Позже, когда они наслаждались ароматным мокко в гостиной номера Лилы, Беатрис не могла не напомнить ей о своем единственном условии:
– А Майкл все сделает, что обещал?
– Ты имеешь в виду иудаизм и воспитание в этом духе своих детей? Да, сделает. Можешь на него положиться, он – человек слова. Он даже перестал есть свинину, – добавила Лила, улыбнувшись.
Беатрис одобрительно кивнула и принялась за миндаль в сахаре, стоявший на столике в широкой серебряной чаше.
– Ладно, хорошо. Потому что, если он этого не сделает, я его убью. Насколько я его сейчас люблю, настолько и возненавижу, и я сделаю это, уже поверь мне. Правда, я еще не знаю, как именно я это сделаю – нет у меня твоего опыта, но что я, в конце концов, найду способ, это несомненно.
Эти слова были произнесены таким расчетливо-холодным тоном, что Лила ни на миг не усомнилась в их истинности.
– Не придется тебе его убивать, Майкл способен уяснить то, что от него требуется.
– Прекрасно, и все будут довольны и счастливы, и мои родители могут спать спокойно.
– Основательно тебя они подковали, – прозвучало это не очень одобрительно. – Не понимаю только, как же их не хватило на Хуана Луиса?
– А кто его знает? Для меня это тоже загадка. Это ему было уже девять, когда погиб отец, а я-то была еще совсем ребенком. – Беатрис вздохнула. – Мужчины ведь туповаты и бессердечны, разве нет?
– Хуан Луис был кем угодно, но не тупицей.
– Все еще защищаешь его, – констатировала Беатрис.
– Я его не защищаю и защищать не собираюсь, просто это констатация очевидного факта.

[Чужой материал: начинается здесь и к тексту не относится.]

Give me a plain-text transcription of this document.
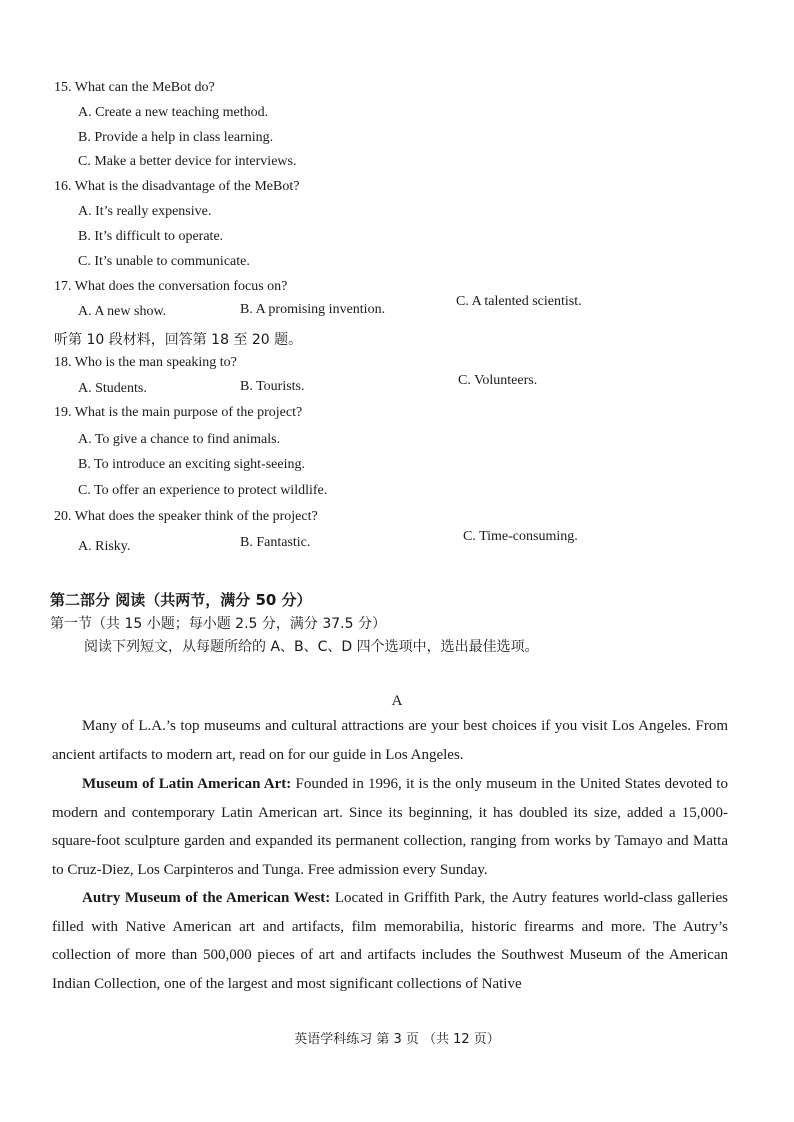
15. What can the MeBot do?
A. Create a new teaching method.
B. Provide a help in class learning.
C. Make a better device for interviews.
16. What is the disadvantage of the MeBot?
A. It’s really expensive.
B. It’s difficult to operate.
C. It’s unable to communicate.
17. What does the conversation focus on?
A. A new show.	B. A promising invention.
C. A talented scientist.
听第 10 段材料，回答第 18 至 20 题。
18. Who is the man speaking to?
A. Students.	B. Tourists.	C. Volunteers.
19. What is the main purpose of the project?
A. To give a chance to find animals.
B. To introduce an exciting sight-seeing.
C. To offer an experience to protect wildlife.
20. What does the speaker think of the project?
A. Risky.	B. Fantastic.	C. Time-consuming.
第二部分 阅读（共两节，满分 50 分）
第一节（共 15 小题；每小题 2.5 分，满分 37.5 分）
阅读下列短文，从每题所给的 A、B、C、D 四个选项中，选出最佳选项。
A
Many of L.A.’s top museums and cultural attractions are your best choices if you visit Los Angeles. From ancient artifacts to modern art, read on for our guide in Los Angeles.
Museum of Latin American Art: Founded in 1996, it is the only museum in the United States devoted to modern and contemporary Latin American art. Since its beginning, it has doubled its size, added a 15,000-square-foot sculpture garden and expanded its permanent collection, ranging from works by Tamayo and Matta to Cruz-Diez, Los Carpinteros and Tunga. Free admission every Sunday.
Autry Museum of the American West: Located in Griffith Park, the Autry features world-class galleries filled with Native American art and artifacts, film memorabilia, historic firearms and more. The Autry’s collection of more than 500,000 pieces of art and artifacts includes the Southwest Museum of the American Indian Collection, one of the largest and most significant collections of Native
英语学科练习 第 3 页 （共 12 页）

– Очень хорошо. Но не приходится сомневаться, что его сын – другой.
– Мой сын – чудесный.
Беатрис улыбнулась:
– Не спорю, не спорю, твой, никаких разногласий на этот счет у нас с тобой нет, и не будет. И никаких проблем. Вот у Франсиско – проблемы.
Она снова усмехнулась. Лила не желала углубляться в проблемы Франсиско, тем более что понимала, какие проблемы Беатрис имела в виду.
– Знаешь, Беатрис, я подумываю о тех, кто вряд ли придет в восторг от того, что мы совершим – призналась Лила. – Хотя бы о Джемми, Генри и Нормане.
– Они изменники, прикидывающиеся теми, кем не являются. Все, без исключения. Как и их папеньки, – отмахнулась Беатрис.
– Ты имеешь в виду их переход в англиканскую веру, понимаю. А ты сама? – выпитое за ленчем вино подействовало, и легкий туман в голове у Лилы позволил ей задать этот вопрос: – А тебе самой разве не приходилось прикидываться?
– Формально ты может быть права. Но на самом деле это не одно и то же. Никто ведь не приставил пистолет к виску Джозефа, чтобы заставить его перейти в христианство. Послушай, семья моей матери жила в Мадриде. Их предки в 1492 году бежали оттуда в Италию после этого эдикта об изгнании, но через сто с лишним лет снова вернулись. Настоящие испанцы всегда возвращаются в Испанию, это у нас в крови.
– А они вернулись уже христианами?
– Для всех – да, а на самом деле эти Калеро, родня моей матери, всегда были самыми настоящими «маррано» – тайными евреями. Вот поэтому-то Сафья и Роберт и выбрали в невесты для их Рафаэля Анну Калеро.